Une porte s’ouvrit derrière lui. Si Treemba le rejoignit.
– Nous vous avons cherché.
– J’avais besoin de réfléchir, répondit Obi-Wan.
Il était néanmoins content de voir son ami. Durant leur rencontre avec Jemba, l’Arconien lui avait prouvé à quel point il lui faisait confiance. Ce moment avait forgé une amitié indéfectible, et tous deux le savaient.
– Pouvons-nous vous demander ce qui vous préoccupe ? demanda Si Treemba.
– Lorsque j’étais dans le Temple, je me plaignais de la dureté de mon existence. Mes journées étaient consacrées à l’étude et à l’exercice. Nous devions donner le meilleur de nous-mêmes. J’avais le plus grand respect pour mes professeurs et je croyais savoir non seulement comment survivre, mais aussi comment exceller dans tous les domaines. (Obi-Wan inspira profondément avant de reprendre :) Maintenant, je comprends que je n’avais pas la moindre idée de tout ce Mal qui pourrit l’univers. Je n’avais encore jamais rencontré l’avidité incarnée, comme chez Jemba et chez ces pirates. Cela m’écœure.

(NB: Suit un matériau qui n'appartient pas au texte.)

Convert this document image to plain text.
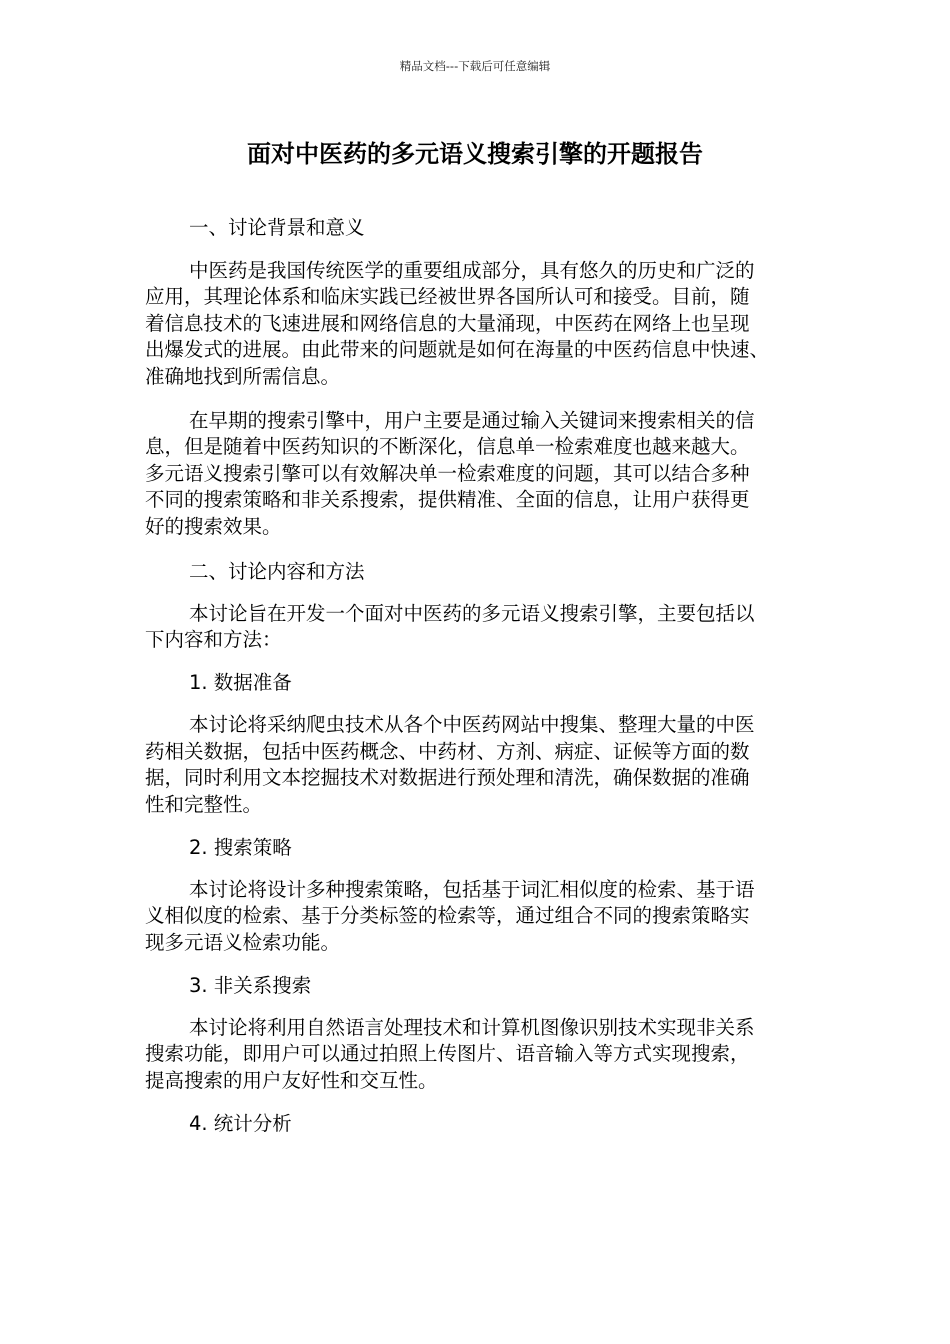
精品文档---下载后可任意编辑
面对中医药的多元语义搜索引擎的开题报告
一、讨论背景和意义
中医药是我国传统医学的重要组成部分，具有悠久的历史和广泛的
应用，其理论体系和临床实践已经被世界各国所认可和接受。目前，随
着信息技术的飞速进展和网络信息的大量涌现，中医药在网络上也呈现
出爆发式的进展。由此带来的问题就是如何在海量的中医药信息中快速、
准确地找到所需信息。
在早期的搜索引擎中，用户主要是通过输入关键词来搜索相关的信
息，但是随着中医药知识的不断深化，信息单一检索难度也越来越大。
多元语义搜索引擎可以有效解决单一检索难度的问题，其可以结合多种
不同的搜索策略和非关系搜索，提供精准、全面的信息，让用户获得更
好的搜索效果。
二、讨论内容和方法
本讨论旨在开发一个面对中医药的多元语义搜索引擎，主要包括以
下内容和方法：
1. 数据准备
本讨论将采纳爬虫技术从各个中医药网站中搜集、整理大量的中医
药相关数据，包括中医药概念、中药材、方剂、病症、证候等方面的数
据，同时利用文本挖掘技术对数据进行预处理和清洗，确保数据的准确
性和完整性。
2. 搜索策略
本讨论将设计多种搜索策略，包括基于词汇相似度的检索、基于语
义相似度的检索、基于分类标签的检索等，通过组合不同的搜索策略实
现多元语义检索功能。
3. 非关系搜索
本讨论将利用自然语言处理技术和计算机图像识别技术实现非关系
搜索功能，即用户可以通过拍照上传图片、语音输入等方式实现搜索，
提高搜索的用户友好性和交互性。
4. 统计分析
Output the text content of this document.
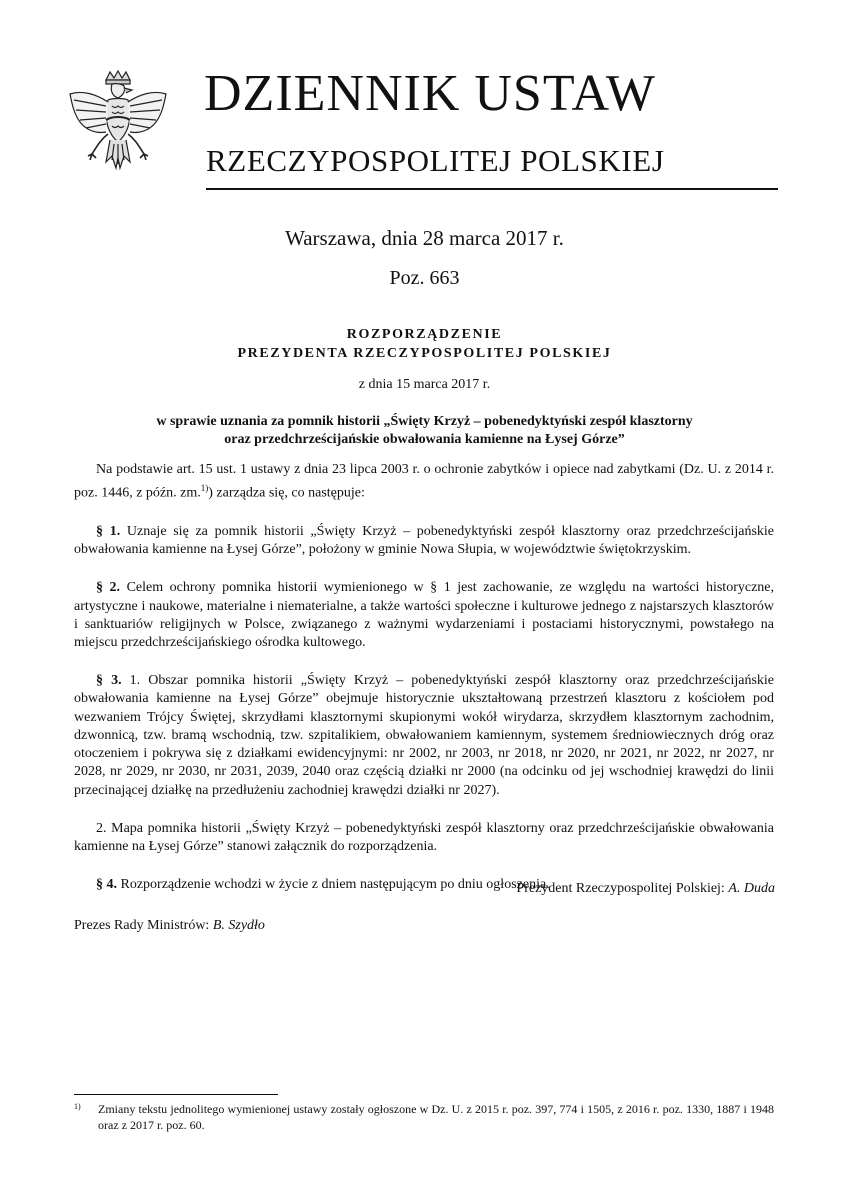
DZIENNIK USTAW
RZECZYPOSPOLITEJ POLSKIEJ
Warszawa, dnia 28 marca 2017 r.
Poz. 663
ROZPORZĄDZENIE
PREZYDENTA RZECZYPOSPOLITEJ POLSKIEJ
z dnia 15 marca 2017 r.
w sprawie uznania za pomnik historii „Święty Krzyż – pobenedyktyński zespół klasztorny
oraz przedchrześcijańskie obwałowania kamienne na Łysej Górze”

Na podstawie art. 15 ust. 1 ustawy z dnia 23 lipca 2003 r. o ochronie zabytków i opiece nad zabytkami (Dz. U. z 2014 r. poz. 1446, z późn. zm.$^{1)}$) zarządza się, co następuje:

§ 1. Uznaje się za pomnik historii „Święty Krzyż – pobenedyktyński zespół klasztorny oraz przedchrześcijańskie obwałowania kamienne na Łysej Górze”, położony w gminie Nowa Słupia, w województwie świętokrzyskim.

§ 2. Celem ochrony pomnika historii wymienionego w § 1 jest zachowanie, ze względu na wartości historyczne, artystyczne i naukowe, materialne i niematerialne, a także wartości społeczne i kulturowe jednego z najstarszych klasztorów i sanktuariów religijnych w Polsce, związanego z ważnymi wydarzeniami i postaciami historycznymi, powstałego na miejscu przedchrześcijańskiego ośrodka kultowego.

§ 3. 1. Obszar pomnika historii „Święty Krzyż – pobenedyktyński zespół klasztorny oraz przedchrześcijańskie obwałowania kamienne na Łysej Górze” obejmuje historycznie ukształtowaną przestrzeń klasztoru z kościołem pod wezwaniem Trójcy Świętej, skrzydłami klasztornymi skupionymi wokół wirydarza, skrzydłem klasztornym zachodnim, dzwonnicą, tzw. bramą wschodnią, tzw. szpitalikiem, obwałowaniem kamiennym, systemem średniowiecznych dróg oraz otoczeniem i pokrywa się z działkami ewidencyjnymi: nr 2002, nr 2003, nr 2018, nr 2020, nr 2021, nr 2022, nr 2027, nr 2028, nr 2029, nr 2030, nr 2031, 2039, 2040 oraz częścią działki nr 2000 (na odcinku od jej wschodniej krawędzi do linii przecinającej działkę na przedłużeniu zachodniej krawędzi działki nr 2027).

2. Mapa pomnika historii „Święty Krzyż – pobenedyktyński zespół klasztorny oraz przedchrześcijańskie obwałowania kamienne na Łysej Górze” stanowi załącznik do rozporządzenia.

§ 4. Rozporządzenie wchodzi w życie z dniem następującym po dniu ogłoszenia.

Prezydent Rzeczypospolitej Polskiej: A. Duda
Prezes Rady Ministrów: B. Szydło
1) Zmiany tekstu jednolitego wymienionej ustawy zostały ogłoszone w Dz. U. z 2015 r. poz. 397, 774 i 1505, z 2016 r. poz. 1330, 1887 i 1948 oraz z 2017 r. poz. 60.
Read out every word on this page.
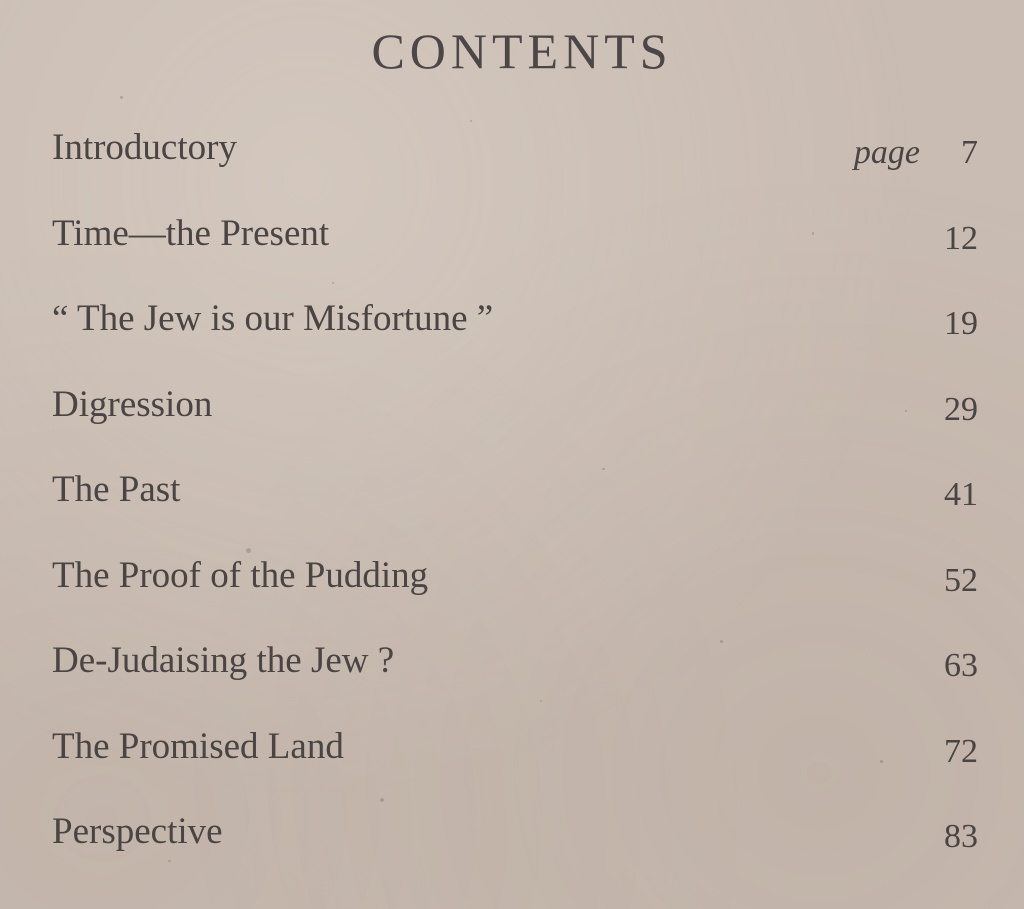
CONTENTS
Introductory	page 7
Time—the Present	12
“ The Jew is our Misfortune ”	19
Digression	29
The Past	41
The Proof of the Pudding	52
De-Judaising the Jew ?	63
The Promised Land	72
Perspective	83
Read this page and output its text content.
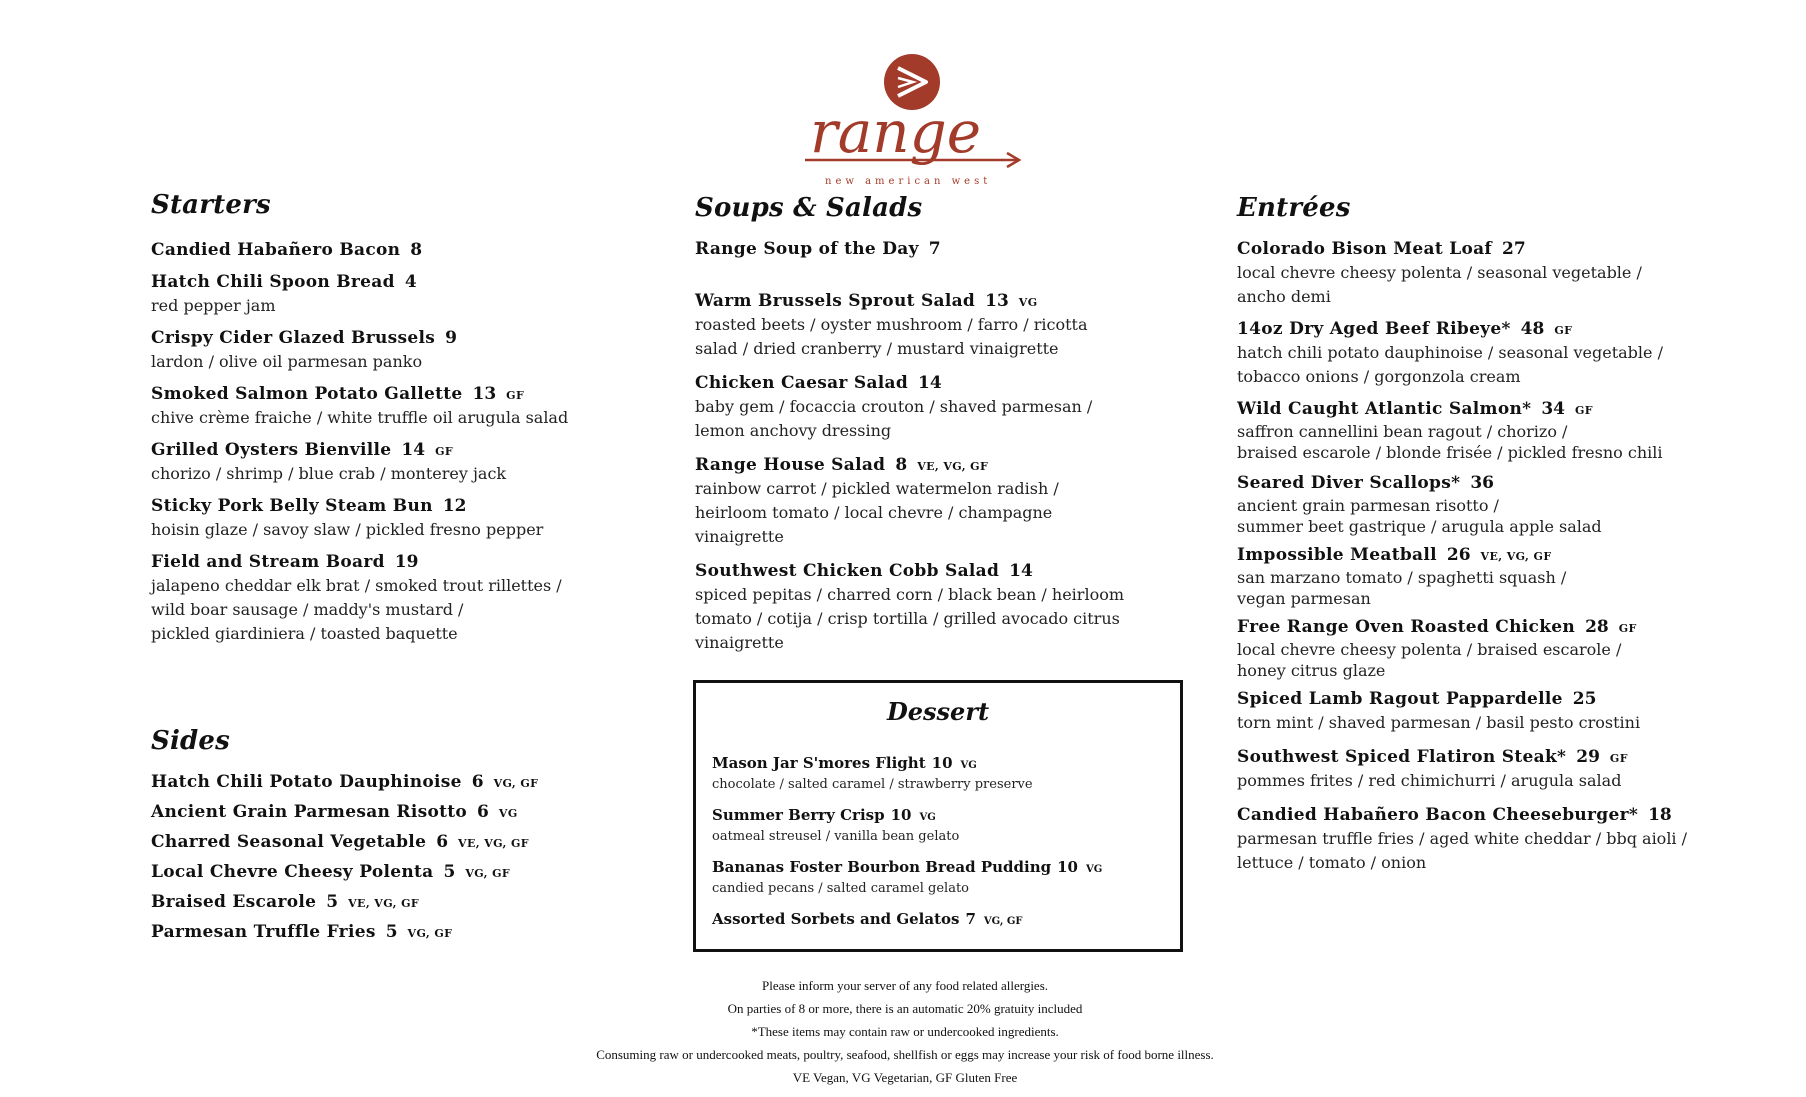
range
new american west
Starters
Candied Habañero Bacon 8
Hatch Chili Spoon Bread 4
red pepper jam
Crispy Cider Glazed Brussels 9
lardon / olive oil parmesan panko
Smoked Salmon Potato Gallette 13 GF
chive crème fraiche / white truffle oil arugula salad
Grilled Oysters Bienville 14 GF
chorizo / shrimp / blue crab / monterey jack
Sticky Pork Belly Steam Bun 12
hoisin glaze / savoy slaw / pickled fresno pepper
Field and Stream Board 19
jalapeno cheddar elk brat / smoked trout rillettes /
wild boar sausage / maddy's mustard /
pickled giardiniera / toasted baquette
Sides
Hatch Chili Potato Dauphinoise 6 VG, GF
Ancient Grain Parmesan Risotto 6 VG
Charred Seasonal Vegetable 6 VE, VG, GF
Local Chevre Cheesy Polenta 5 VG, GF
Braised Escarole 5 VE, VG, GF
Parmesan Truffle Fries 5 VG, GF
Soups & Salads
Range Soup of the Day 7
Warm Brussels Sprout Salad 13 VG
roasted beets / oyster mushroom / farro / ricotta
salad / dried cranberry / mustard vinaigrette
Chicken Caesar Salad 14
baby gem / focaccia crouton / shaved parmesan /
lemon anchovy dressing
Range House Salad 8 VE, VG, GF
rainbow carrot / pickled watermelon radish /
heirloom tomato / local chevre / champagne
vinaigrette
Southwest Chicken Cobb Salad 14
spiced pepitas / charred corn / black bean / heirloom
tomato / cotija / crisp tortilla / grilled avocado citrus
vinaigrette
Dessert
Mason Jar S'mores Flight 10 VG
chocolate / salted caramel / strawberry preserve
Summer Berry Crisp 10 VG
oatmeal streusel / vanilla bean gelato
Bananas Foster Bourbon Bread Pudding 10 VG
candied pecans / salted caramel gelato
Assorted Sorbets and Gelatos 7 VG, GF
Entrées
Colorado Bison Meat Loaf 27
local chevre cheesy polenta / seasonal vegetable /
ancho demi
14oz Dry Aged Beef Ribeye* 48 GF
hatch chili potato dauphinoise / seasonal vegetable /
tobacco onions / gorgonzola cream
Wild Caught Atlantic Salmon* 34 GF
saffron cannellini bean ragout / chorizo /
braised escarole / blonde frisée / pickled fresno chili
Seared Diver Scallops* 36
ancient grain parmesan risotto /
summer beet gastrique / arugula apple salad
Impossible Meatball 26 VE, VG, GF
san marzano tomato / spaghetti squash /
vegan parmesan
Free Range Oven Roasted Chicken 28 GF
local chevre cheesy polenta / braised escarole /
honey citrus glaze
Spiced Lamb Ragout Pappardelle 25
torn mint / shaved parmesan / basil pesto crostini
Southwest Spiced Flatiron Steak* 29 GF
pommes frites / red chimichurri / arugula salad
Candied Habañero Bacon Cheeseburger* 18
parmesan truffle fries / aged white cheddar / bbq aioli /
lettuce / tomato / onion
Please inform your server of any food related allergies.
On parties of 8 or more, there is an automatic 20% gratuity included
*These items may contain raw or undercooked ingredients.
Consuming raw or undercooked meats, poultry, seafood, shellfish or eggs may increase your risk of food borne illness.
VE Vegan, VG Vegetarian, GF Gluten Free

– C’est normal, affirma Si Treemba. C’est horrible.
– Maintenant, je me demande… si je porte en moi les germes de cette même avidité.
L’Arconien regarda son ami d’un air étonné. Le visage du garçon trahissait son angoisse.
– Pourquoi une telle question, Obi-Wan ?
– Parce que j’ai toujours voulu devenir un Jedi. C’était le but de ma vie. J’étais prêt à me battre pour cet honneur et je me mettais dans une colère noire lorsque quelqu’un voulait m’en empêcher.
– Un Jedi a beaucoup à offrir à ses contemporains, répondit Si Treemba, pensif. Il protège les faibles et se bat pour le bien de tous. Nous ne croyons pas que ce soit une preuve d’avidité que de vouloir faire le bien.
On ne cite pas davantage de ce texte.